04 de Maio de 2006             N.º 5 

 

Nota introdutória

 

Este é o quinto número do boletim "QUÊS E PORQUÊS — As perguntas sobre liberdade e igualdade de oportunidades de educação", da responsabilidade do Fórum para a Liberdade de Educação.

 Dos números anteriores, que poderá consultar na página da Internet do Fórum para a Liberdade de Educação, www.liberdade-educacao.org, resultaram comentários, dúvidas e sugestões que em muito têm enriquecido a reflexão e o debate acerca do princípio fundamental da Liberdade de Educação e sua implementação prática.

 Assim, insistimos em que este é um texto em construção, pelo que todas as questões e comentários são bem vindos.

 CONTAMOS COM A SUA PARTICIPAÇÃO!


Como se pode promover a liberdade e igualdade de oportunidades de educação?

 

Existem várias medidas que podem e devem ser implementadas no sentido de tornar a liberdade e a igualdade de oportunidades de educação no primeiro e mais importante princípio organizativo do sistema educativo português.

Do ponto de vista dos alunos e suas famílias (liberdade de aprender), importa criar as condições para uma escolha livre e consciente da escola e projecto educativo que desejam frequentar, o que implica:

- Acabar com a obrigação de matrícula na escola da zona de residência, mantendo apenas a garantia de prioridade no acesso aos alunos da vizinhança e aos irmãos, caso seja essa a sua vontade.

- Permitir o acesso gratuito a qualquer escola que integre a "rede de serviço público de educação".

- Implementar medidas de avaliação externa das escolas, quer qualitativas quer quantitativas, incluindo a avaliação formativa e sumativa (com exames nacionais) dos alunos ao longo do percurso educativo, que dêem às famílias indicadores sobre os quais basear a sua escolha.

Do ponto de vista das escolas (liberdade de ensinar), importa criar condições para que surjam projectivos educativos claros e coerentes, distintos entre si, que sejam a matriz identificadora de cada estabelecimento de ensino. Para tal urge, no quadro de certos requisitos obrigatórios:

- Dotar todas as escolas de ampla autonomia curricular e pedagógica, flexibilizando os currículos, com a redução da componente obrigatória aos conhecimentos e competências verdadeiramente essenciais, e permitindo às escolas, entre outros, definir os horários, o número de alunos por turma, e a carga lectiva e conteúdos de algumas disciplinas, sendo, seguidamente, responsabilizadas pelos resultados das aprendizagens dos seus alunos.

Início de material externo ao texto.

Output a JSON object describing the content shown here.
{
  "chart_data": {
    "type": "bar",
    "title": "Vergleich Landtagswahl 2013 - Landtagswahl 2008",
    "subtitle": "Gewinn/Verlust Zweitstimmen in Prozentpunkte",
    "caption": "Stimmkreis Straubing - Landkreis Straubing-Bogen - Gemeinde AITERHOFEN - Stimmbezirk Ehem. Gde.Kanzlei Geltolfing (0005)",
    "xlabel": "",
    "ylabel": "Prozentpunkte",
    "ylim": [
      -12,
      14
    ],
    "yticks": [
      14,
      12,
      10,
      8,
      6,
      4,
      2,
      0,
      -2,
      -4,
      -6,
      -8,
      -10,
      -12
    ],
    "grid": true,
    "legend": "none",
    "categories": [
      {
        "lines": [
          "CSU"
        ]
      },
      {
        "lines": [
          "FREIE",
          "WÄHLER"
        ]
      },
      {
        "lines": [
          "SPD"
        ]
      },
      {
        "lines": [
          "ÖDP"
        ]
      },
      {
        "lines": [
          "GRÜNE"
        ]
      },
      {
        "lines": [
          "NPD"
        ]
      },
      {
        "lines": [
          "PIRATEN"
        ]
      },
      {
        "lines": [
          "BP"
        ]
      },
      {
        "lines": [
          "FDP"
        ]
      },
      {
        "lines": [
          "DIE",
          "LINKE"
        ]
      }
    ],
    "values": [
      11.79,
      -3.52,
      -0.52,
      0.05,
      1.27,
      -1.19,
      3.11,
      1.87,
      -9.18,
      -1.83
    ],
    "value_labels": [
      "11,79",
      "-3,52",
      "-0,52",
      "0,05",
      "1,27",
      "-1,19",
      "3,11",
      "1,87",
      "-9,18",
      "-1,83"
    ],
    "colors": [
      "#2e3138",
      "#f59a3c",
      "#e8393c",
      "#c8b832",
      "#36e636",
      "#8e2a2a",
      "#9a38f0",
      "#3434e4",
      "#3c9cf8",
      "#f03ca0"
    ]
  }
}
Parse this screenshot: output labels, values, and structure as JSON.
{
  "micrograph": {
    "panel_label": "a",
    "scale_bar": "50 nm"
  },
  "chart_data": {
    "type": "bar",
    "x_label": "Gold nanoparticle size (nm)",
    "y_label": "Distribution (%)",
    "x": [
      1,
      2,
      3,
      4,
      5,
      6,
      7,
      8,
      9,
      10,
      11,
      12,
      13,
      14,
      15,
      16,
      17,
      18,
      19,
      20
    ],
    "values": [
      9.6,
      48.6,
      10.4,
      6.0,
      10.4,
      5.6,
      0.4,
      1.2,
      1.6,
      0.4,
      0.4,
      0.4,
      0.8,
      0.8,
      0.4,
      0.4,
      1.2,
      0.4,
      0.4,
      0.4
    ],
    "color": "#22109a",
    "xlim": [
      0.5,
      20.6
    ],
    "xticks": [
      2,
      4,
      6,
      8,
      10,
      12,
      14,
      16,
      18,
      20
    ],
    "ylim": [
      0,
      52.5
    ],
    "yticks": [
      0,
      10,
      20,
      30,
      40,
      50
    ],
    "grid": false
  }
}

- Dotar as escolas de ampla autonomia na gestão dos seus recursos humanos, em particular do pessoal docente, incluindo a competência para contratar e dispensar docentes, bem como estabelecer sistemas remuneratórios próprios, desde que respeitem os plafonds de financiamento e os acordos de trabalho.

- Dotar as escolas de total autonomia financeira na gestão do seu orçamento, incluindo a possibilidade de estabelecer livremente parcerias com quaisquer entidades externas.

- Favorecer o aumento dos percursos educativos no mesmo estabelecimento de ensino, para que os alunos não tenham de saltar de escola em escola ao longo do seu percurso educativo e exista quem possa ser responsabilizado pela sua aprendizagem.

- Estabelecer o princípio da "prestação de contas" na gestão da escola, que se traduz num modelo de gestão e administração das escolas que preveja a existência de um rosto que responda perante a gestão e administração da escola e o resultado educativo dos seus alunos.

Do ponto de vista da função "garantia" do Estado, isto é no cumprimento da sua função de garante do acesso, da qualidade e da equidade do sistema educativo, importa:

- Definir a "rede se serviço público de educação", constituída por todas as escolas existentes ou livremente criadas, desde que cumpram os requisitos legalmente estabelecidos, independentemente do seu estatuto jurídico estatal ou não estatal, diferenciadas apenas pelo seu projecto educativo.

- Descriminar positivamente os alunos nas escolas da rede de serviço público de educação que apresentem uma situação de desvantagem, quer por razões de isolamento e interioridade, quer por questões sócio-culturais (designadamente filhos de emigrantes), quer por razões económicas.

- Desenvolver medidas de apoio à escolha dos pais, incluindo a possibilidade, dentro de certos limites, de transporte escolar gratuito, e a existência de instâncias a nível municipal que apoiem os pais na sua decisão.

- Garantir que a avaliação externa das escolas seja tal que também permita às escolas e aos seus professores conhecerem o seu próprio desempenho e por ele serem responsabilizados.

- Promover a transformação de alguns dos departamentos do Ministério da Educação e outros em unidades de apoio às escolas, que funcionem como centro de recursos e excelência, em áreas tão distintas como o desenvolvimento curricular, a inovação pedagógica, a implementação de sistemas de auto-avaliação, entre outros.